Too Little, Too Late
In 2013, in response to this growing awareness, the Diet unanimously passed the Childhood Poverty Act, which called for unspecified measures to combat the problem. In 2014, the cabinet took the next step by approving a set of Guidelines on Measures to Combat Childhood Poverty. In a sharp departure from attitudes to date, the guidelines made schools the primary platform for implementing anti-poverty measures. In 2015, the first major government-funded programs under the new initiative went into effect. The government of Prime Minister Abe Shinzō launched the Project for Promotion of Independence of Single-Parent Families and Families with Multiple Children. The fiscal 2016 draft budget approved on December 22 last year includes allocations to expand “scholarships” (interest-free education loans), raise the child-rearing allowance (a cash benefit for low-income single-parent households), and increase subsidies to households with more than one child.
But some would argue that these changes are little more than cosmetic improvements to a system that is fundamentally flawed. Where higher education is concerned, the Japanese government does not even provide scholarships in the usual sense of the term, only public loans (which it refers to as shōgakukin).
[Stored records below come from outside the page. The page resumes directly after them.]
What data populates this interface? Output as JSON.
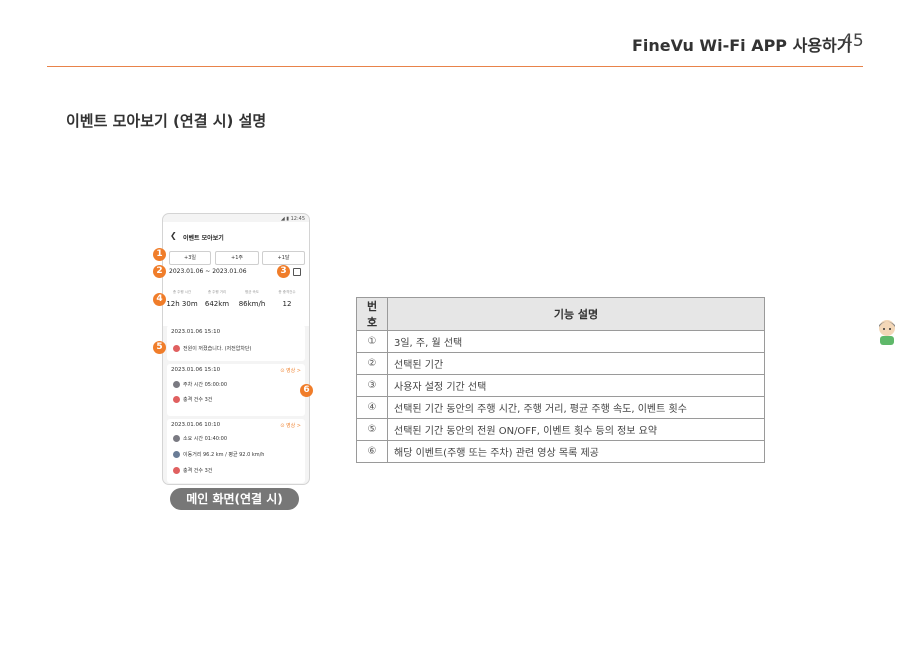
{
  "header": {
    "title": "FineVu Wi-Fi APP 사용하기",
    "page": "45"
  },
  "section_title": "이벤트 모아보기 (연결 시) 설명",
  "phone": {
    "status": "◢ ▮ 12:45",
    "back_icon": "chevron-left-icon",
    "title": "이벤트 모아보기",
    "period_buttons": [
      "+3일",
      "+1주",
      "+1달"
    ],
    "date_range": "2023.01.06 ~ 2023.01.06",
    "stats": [
      {
        "label": "총 주행 시간",
        "value": "12h 30m"
      },
      {
        "label": "총 주행 거리",
        "value": "642km"
      },
      {
        "label": "평균 속도",
        "value": "86km/h"
      },
      {
        "label": "총 충격건수",
        "value": "12"
      }
    ],
    "cards": [
      {
        "time": "2023.01.06 15:10",
        "rows": [
          "전원이 꺼졌습니다. (저전압차단)"
        ]
      },
      {
        "time": "2023.01.06 15:10",
        "link": "⊙ 영상 >",
        "rows": [
          "주차 시간 05:00:00",
          "충격 건수 3건"
        ]
      },
      {
        "time": "2023.01.06 10:10",
        "link": "⊙ 영상 >",
        "rows": [
          "소요 시간 01:40:00",
          "이동거리 96.2 km / 평균 92.0 km/h",
          "충격 건수 3건"
        ]
      }
    ],
    "markers": [
      "1",
      "2",
      "3",
      "4",
      "5",
      "6"
    ],
    "caption": "메인 화면(연결 시)"
  },
  "table": {
    "headers": [
      "번호",
      "기능 설명"
    ],
    "rows": [
      {
        "num": "①",
        "desc": "3일, 주, 월 선택"
      },
      {
        "num": "②",
        "desc": "선택된 기간"
      },
      {
        "num": "③",
        "desc": "사용자 설정 기간 선택"
      },
      {
        "num": "④",
        "desc": "선택된 기간 동안의 주행 시간, 주행 거리, 평균 주행 속도, 이벤트 횟수"
      },
      {
        "num": "⑤",
        "desc": "선택된 기간 동안의 전원 ON/OFF, 이벤트 횟수 등의 정보 요약"
      },
      {
        "num": "⑥",
        "desc": "해당 이벤트(주행 또는 주차) 관련 영상 목록 제공"
      }
    ]
  },
  "colors": {
    "accent": "#f07d2a",
    "rule": "#e8834a"
  }
}
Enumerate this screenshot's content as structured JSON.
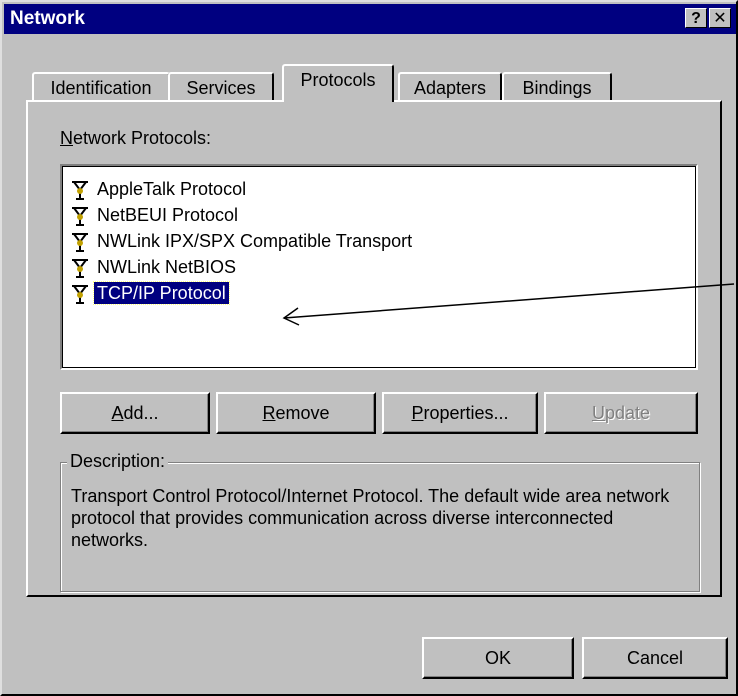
{
  "window": {
    "title": "Network",
    "help_button": "?",
    "close_button": "✕"
  },
  "tabs": [
    {
      "label": "Identification",
      "active": false
    },
    {
      "label": "Services",
      "active": false
    },
    {
      "label": "Protocols",
      "active": true
    },
    {
      "label": "Adapters",
      "active": false
    },
    {
      "label": "Bindings",
      "active": false
    }
  ],
  "protocols": {
    "label_mnemonic": "N",
    "label_rest": "etwork Protocols:",
    "items": [
      {
        "label": "AppleTalk Protocol",
        "selected": false
      },
      {
        "label": "NetBEUI Protocol",
        "selected": false
      },
      {
        "label": "NWLink IPX/SPX Compatible Transport",
        "selected": false
      },
      {
        "label": "NWLink NetBIOS",
        "selected": false
      },
      {
        "label": "TCP/IP Protocol",
        "selected": true
      }
    ],
    "icon": "network-protocol-icon"
  },
  "buttons": {
    "add": {
      "mnemonic": "A",
      "rest": "dd..."
    },
    "remove": {
      "mnemonic": "R",
      "rest": "emove"
    },
    "properties": {
      "mnemonic": "P",
      "rest": "roperties..."
    },
    "update": {
      "mnemonic": "U",
      "rest": "pdate",
      "disabled": true
    }
  },
  "description": {
    "legend": "Description:",
    "text": "Transport Control Protocol/Internet Protocol. The default wide area network protocol that provides communication across diverse interconnected networks."
  },
  "footer": {
    "ok": "OK",
    "cancel": "Cancel"
  },
  "colors": {
    "face": "#c0c0c0",
    "title": "#000080",
    "selection": "#000080"
  }
}
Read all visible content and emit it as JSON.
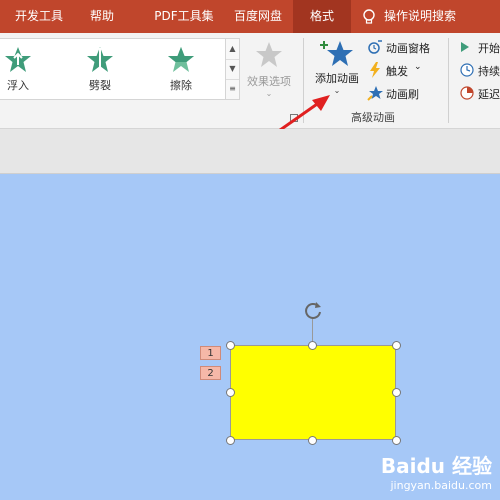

The percentage of tertiary education costs borne by private households is among the highest in the OECD. As for the child-rearing allowance, the level of assistance the government offers single-parent families is nowhere near sufficient: a maximum of ¥42,000 per month for a parent with one child, plus ¥5,000 for the second child and ¥3,000 for any additional children. The poverty rate for single-parent households (almost all of which are single-mother households) is more than 50%, despite the fact that 80% of single mothers are employed. Less than 20% of divorced mothers are receiving child-support payments from the father, largely because there is no system in place to enforce payment.
The number of households receiving public assistance has grown in recent years, but it still amounts to only around 2% of the population. The universal child allowance is too small to be of much help. And Japan offers none of the housing and food subsidies that other countries have put in place to support low-income families. Meanwhile, regressively structured social insurance premiums (such as those for national health insurance) place a disproportionate burden on the poor.
Blinded to poverty by the myth of equality, Japan neglected to make adequate provision for the economically disadvantaged in its social systems and public policies. As a result, it lags far behind other advanced industrial democracies in addressing poverty in general and childhood poverty in particular. This is the ironic legacy of Japan’s brief golden age of economic equality.(Originally written in Japanese on January 12, 2016, and published on January 22, 2016.)